Here is my grammar (I allow an arbitrary number of Ms)
numeral -> thousands
thousands -> thous_part hundreds | thous_part | hundreds
thous_part -> thous_part M | M
hundreds -> hun_part tens | hun_part | tens
hun_part -> hun_rep | CD | D | D hun_rep | CM
hun_rep -> C | CC | CCC
tens -> tens_part ones | tens_part | ones
tens_part -> tens_rep | XL | L | L tens_rep | XC
tens_rep -> X | XX | XXX
ones -> ones_rep | IV | V | V ones_rep | IX
ones_rep -> I | II | III
Comments?
Thanks,
Mike Sullivan
This doesn't accept IIII for 4 (as found on many clocks with Roman
Numeral faces, for example), nor does it accept the "shorthand"
forms: IC for 99, IIC for 98, MVM for 1995 and so on.
The rule is that any smaller number placed before a larger
number is subtracted from the larger number.
I know of no examples where the "smaller number"
consists of other than a single numeral, or the two identical numerals
II, XX or CC. However, constructions such as IIIII for "five", IIX for "eight"
or VV for "ten" have been discovered in manuscripts.
A bar placed over a number multiplies it by one thousand,
and a double bar multiplies it by one million.
This could be implemented in your system by using parentheses
to denote the bar: thus (I) would represent 1,000.
(In the Middle Ages, 500, usually D, was sometimes written as
I followed by an apostrophus, resembling a backwards C, while 1,000
was written as CI followed by an apostrophus.)
The more general question raised by this discussion (and more relevant
to comp.compilers) is how "forgiving" should a parser be in the case
where the language being parsed has no formal definition: or where
there are several, conflicting formal definitions?
Do you accept anything that can possibly be interpreted,
or do you place "arbitrary" restrictions in order to simplify
the grammar, at the expense of rejecting existing files?
--
Martin
mar...@gkc.org.uk http://www.cse.dmu.ac.uk/~mward/ Erdos number: 4
G.K.Chesterton web site: http://www.cse.dmu.ac.uk/~mward/gkc/
Now rewrite the grammar as a regular expression :)
--
Ivan Boldyrev
Roman numerals (in their standard form without IIII and other stuff) don't
much differ from decimal positional system. The only problem is that glyphs
of the decimal places depend on the position. The grammar could look like
numeral := [ numeral ] decimal-place(n)
decimal-place(n) := 0(n) | 1(n) | 2(n) | 3(n) | ... | 9(n)
0(n) := <empty>
1(n) := x(n)
2(n) := x(n)x(n)
3(n) := x(n)x(n)x(n)
4(n) := x(n)v(n)
5(n) := v(n)
6(n) := v(n)x(n)
7(n) := v(n)x(n)x(n)
8(n) := v(n)x(n)x(n)x(n)
9(n) := x(n)x(n+1)
Here n is the number of the decimal place and finally:
x(1) = I
x(2) = X
x(3) = C
x(4) = M
v(1) = V
v(2) = L
v(3) = D
--
Regards,
Dmitry A. Kazakov
http://www.dmitry-kazakov.de
Following the "Robustness Principle" attributed to John Postal,
("Be liberal in what you accept, and conservative in what you send."

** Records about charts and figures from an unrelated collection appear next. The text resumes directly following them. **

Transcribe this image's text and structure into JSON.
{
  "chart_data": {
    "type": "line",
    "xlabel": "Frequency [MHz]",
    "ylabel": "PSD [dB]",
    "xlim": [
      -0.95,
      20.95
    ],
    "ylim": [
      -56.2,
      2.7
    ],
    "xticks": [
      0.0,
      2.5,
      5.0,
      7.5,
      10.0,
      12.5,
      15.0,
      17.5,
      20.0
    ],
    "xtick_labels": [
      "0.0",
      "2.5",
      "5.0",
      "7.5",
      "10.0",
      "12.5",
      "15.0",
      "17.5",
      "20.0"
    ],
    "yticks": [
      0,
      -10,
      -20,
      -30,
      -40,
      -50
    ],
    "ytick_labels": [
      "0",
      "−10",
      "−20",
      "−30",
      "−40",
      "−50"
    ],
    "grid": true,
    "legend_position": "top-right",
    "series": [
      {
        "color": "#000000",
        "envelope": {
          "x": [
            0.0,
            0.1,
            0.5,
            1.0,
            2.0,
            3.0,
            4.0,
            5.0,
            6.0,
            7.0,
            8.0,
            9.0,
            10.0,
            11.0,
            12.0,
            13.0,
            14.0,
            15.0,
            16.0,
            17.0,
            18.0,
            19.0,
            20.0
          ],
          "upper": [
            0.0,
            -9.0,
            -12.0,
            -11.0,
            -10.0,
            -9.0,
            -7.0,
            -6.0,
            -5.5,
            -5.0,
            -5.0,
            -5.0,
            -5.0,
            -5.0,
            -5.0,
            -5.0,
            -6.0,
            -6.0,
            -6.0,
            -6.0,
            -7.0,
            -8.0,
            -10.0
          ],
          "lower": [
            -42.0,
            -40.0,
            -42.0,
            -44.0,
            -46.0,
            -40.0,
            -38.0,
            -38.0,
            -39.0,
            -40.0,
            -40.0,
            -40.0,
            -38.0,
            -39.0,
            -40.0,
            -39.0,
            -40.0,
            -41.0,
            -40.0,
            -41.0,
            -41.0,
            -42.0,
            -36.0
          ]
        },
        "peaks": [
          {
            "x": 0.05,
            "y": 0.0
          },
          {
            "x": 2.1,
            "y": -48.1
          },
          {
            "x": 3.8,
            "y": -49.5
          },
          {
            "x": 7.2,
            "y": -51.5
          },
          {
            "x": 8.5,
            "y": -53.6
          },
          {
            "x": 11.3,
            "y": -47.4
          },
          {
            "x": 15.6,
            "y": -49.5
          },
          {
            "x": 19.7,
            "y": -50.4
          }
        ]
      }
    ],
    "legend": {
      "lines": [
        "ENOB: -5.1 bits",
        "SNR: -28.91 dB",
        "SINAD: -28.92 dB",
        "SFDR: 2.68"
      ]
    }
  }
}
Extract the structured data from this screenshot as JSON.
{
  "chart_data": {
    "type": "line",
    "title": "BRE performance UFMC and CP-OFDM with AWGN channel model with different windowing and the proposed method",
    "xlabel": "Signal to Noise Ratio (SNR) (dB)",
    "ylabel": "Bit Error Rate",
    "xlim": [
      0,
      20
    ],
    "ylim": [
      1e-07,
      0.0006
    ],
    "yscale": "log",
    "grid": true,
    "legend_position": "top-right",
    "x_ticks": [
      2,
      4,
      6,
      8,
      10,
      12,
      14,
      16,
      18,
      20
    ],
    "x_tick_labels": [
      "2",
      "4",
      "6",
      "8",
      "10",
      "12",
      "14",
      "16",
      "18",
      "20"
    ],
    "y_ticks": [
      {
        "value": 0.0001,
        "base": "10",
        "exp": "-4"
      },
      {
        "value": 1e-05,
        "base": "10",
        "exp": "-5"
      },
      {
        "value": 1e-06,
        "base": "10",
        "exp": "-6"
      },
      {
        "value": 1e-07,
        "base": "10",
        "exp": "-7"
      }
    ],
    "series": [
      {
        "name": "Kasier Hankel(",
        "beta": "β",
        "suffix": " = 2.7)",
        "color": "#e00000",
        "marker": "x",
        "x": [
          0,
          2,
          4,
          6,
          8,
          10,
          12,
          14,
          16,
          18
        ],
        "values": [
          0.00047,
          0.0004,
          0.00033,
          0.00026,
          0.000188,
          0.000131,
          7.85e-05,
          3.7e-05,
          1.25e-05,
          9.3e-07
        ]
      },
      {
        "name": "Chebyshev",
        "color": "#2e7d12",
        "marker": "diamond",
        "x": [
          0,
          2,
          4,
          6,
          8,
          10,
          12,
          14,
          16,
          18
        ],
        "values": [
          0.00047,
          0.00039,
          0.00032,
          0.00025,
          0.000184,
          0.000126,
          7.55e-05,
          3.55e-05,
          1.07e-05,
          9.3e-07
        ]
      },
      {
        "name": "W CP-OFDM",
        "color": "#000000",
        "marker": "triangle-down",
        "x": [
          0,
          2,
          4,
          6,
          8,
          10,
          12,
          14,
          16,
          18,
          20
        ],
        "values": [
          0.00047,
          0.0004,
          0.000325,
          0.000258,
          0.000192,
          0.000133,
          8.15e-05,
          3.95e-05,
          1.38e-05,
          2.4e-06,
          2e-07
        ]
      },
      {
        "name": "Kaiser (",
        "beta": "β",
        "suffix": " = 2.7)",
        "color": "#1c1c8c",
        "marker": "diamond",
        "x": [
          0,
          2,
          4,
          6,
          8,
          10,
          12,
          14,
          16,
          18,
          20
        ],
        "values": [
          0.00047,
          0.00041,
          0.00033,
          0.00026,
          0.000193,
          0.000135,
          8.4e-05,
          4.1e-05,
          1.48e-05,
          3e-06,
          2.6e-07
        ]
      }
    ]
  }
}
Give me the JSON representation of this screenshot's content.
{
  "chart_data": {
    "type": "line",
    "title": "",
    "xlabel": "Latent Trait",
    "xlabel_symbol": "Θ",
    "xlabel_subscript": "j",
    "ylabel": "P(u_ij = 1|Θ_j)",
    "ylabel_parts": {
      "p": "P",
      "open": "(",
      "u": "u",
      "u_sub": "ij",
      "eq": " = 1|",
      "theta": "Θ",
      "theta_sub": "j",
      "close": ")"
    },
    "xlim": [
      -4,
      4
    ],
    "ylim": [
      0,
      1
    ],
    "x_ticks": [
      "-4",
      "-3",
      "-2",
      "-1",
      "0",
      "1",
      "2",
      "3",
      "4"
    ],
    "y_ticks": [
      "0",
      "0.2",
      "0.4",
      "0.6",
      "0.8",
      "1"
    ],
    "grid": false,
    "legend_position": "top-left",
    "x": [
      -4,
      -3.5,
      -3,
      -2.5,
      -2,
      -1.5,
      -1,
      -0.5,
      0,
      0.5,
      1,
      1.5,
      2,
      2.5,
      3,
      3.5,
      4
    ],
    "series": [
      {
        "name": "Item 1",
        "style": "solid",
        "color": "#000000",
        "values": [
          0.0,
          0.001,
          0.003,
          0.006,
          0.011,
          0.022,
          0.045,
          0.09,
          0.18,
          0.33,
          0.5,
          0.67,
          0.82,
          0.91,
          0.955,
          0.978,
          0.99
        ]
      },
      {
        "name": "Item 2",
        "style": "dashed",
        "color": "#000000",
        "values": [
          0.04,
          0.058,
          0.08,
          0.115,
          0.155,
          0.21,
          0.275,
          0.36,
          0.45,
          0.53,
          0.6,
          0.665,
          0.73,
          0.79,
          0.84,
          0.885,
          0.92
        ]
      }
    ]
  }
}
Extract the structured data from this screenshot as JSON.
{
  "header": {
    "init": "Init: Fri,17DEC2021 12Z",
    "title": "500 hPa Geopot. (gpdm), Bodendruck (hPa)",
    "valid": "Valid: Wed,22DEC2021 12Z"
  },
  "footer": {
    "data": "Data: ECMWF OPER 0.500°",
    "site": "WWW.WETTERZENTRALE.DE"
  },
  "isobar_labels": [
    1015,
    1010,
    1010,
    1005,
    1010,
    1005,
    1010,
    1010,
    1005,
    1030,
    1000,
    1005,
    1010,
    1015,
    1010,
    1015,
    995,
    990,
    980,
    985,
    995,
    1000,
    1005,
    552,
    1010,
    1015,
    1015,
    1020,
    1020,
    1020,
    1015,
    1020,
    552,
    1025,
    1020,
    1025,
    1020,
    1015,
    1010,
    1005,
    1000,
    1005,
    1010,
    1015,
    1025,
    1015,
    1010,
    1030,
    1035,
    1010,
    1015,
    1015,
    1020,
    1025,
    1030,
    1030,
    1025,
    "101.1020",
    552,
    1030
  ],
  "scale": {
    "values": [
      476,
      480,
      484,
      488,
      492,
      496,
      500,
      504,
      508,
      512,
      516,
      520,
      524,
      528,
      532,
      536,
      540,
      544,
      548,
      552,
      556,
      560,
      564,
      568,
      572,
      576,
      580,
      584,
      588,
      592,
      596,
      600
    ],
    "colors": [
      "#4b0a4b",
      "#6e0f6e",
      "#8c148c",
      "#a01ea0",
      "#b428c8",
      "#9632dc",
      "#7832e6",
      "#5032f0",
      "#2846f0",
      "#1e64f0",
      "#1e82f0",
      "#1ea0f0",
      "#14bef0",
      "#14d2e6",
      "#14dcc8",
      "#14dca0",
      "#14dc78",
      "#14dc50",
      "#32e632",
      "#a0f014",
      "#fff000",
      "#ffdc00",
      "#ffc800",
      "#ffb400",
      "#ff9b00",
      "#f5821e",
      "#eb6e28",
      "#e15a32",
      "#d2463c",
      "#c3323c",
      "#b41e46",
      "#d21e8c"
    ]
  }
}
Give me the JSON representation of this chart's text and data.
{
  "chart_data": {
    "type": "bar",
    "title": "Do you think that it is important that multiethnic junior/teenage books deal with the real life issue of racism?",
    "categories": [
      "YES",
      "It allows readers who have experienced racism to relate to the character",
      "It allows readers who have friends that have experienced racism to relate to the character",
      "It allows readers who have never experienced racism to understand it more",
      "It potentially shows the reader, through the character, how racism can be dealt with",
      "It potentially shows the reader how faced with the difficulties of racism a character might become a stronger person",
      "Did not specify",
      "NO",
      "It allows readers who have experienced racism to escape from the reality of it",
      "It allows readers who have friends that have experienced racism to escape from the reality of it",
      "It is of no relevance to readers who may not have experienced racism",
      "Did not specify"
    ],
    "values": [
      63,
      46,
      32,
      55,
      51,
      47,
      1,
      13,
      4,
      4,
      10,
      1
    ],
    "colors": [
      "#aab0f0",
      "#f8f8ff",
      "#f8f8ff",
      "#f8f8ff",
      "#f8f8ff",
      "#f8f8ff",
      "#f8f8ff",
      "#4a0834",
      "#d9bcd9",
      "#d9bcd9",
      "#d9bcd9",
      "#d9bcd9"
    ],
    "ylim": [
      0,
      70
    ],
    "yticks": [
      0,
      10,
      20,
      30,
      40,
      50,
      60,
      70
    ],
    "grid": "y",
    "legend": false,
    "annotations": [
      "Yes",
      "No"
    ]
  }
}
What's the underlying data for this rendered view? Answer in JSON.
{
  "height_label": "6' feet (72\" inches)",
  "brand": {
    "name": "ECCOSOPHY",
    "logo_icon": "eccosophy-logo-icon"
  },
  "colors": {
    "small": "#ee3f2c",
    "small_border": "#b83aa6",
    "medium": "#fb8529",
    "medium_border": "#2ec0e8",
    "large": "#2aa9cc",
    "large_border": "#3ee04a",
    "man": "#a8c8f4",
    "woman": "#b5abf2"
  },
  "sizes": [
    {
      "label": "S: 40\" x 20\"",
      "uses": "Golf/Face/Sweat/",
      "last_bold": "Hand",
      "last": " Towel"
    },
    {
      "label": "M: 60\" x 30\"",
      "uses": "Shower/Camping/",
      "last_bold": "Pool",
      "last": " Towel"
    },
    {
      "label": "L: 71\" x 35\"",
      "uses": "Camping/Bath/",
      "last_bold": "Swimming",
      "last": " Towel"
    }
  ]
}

http://ironick.typepad.com/ironick/2005/05/my_history_of_t.html),
there is a very simple regular expression for Roman Numerals
[MDCLXVI]+
Taking the most liberal interpretation of the rule "a smaller number
placed before a larger numeral should be subtracted from it,
instead of added to it", every string of numerals has a valid interpretation.
For example, "IXM" is interpreted as as IX (9) subtraced from M (1000)
to give 991.
This method has the advantage of providing representations for zero
and negative numbers: for example VVX is one representation of zero,
If only the Romans had followed the Robustness Principle, they might
have discovered zero and negative numbers, and changed the course
of mathematical history!
Not in "regulars", but the following more or less obvious pattern
NOEMPTY
( ['M'['M'['M']]]
['C'['D'|'M'|'C'['C']] | 'D'['C'['C'['C']]]]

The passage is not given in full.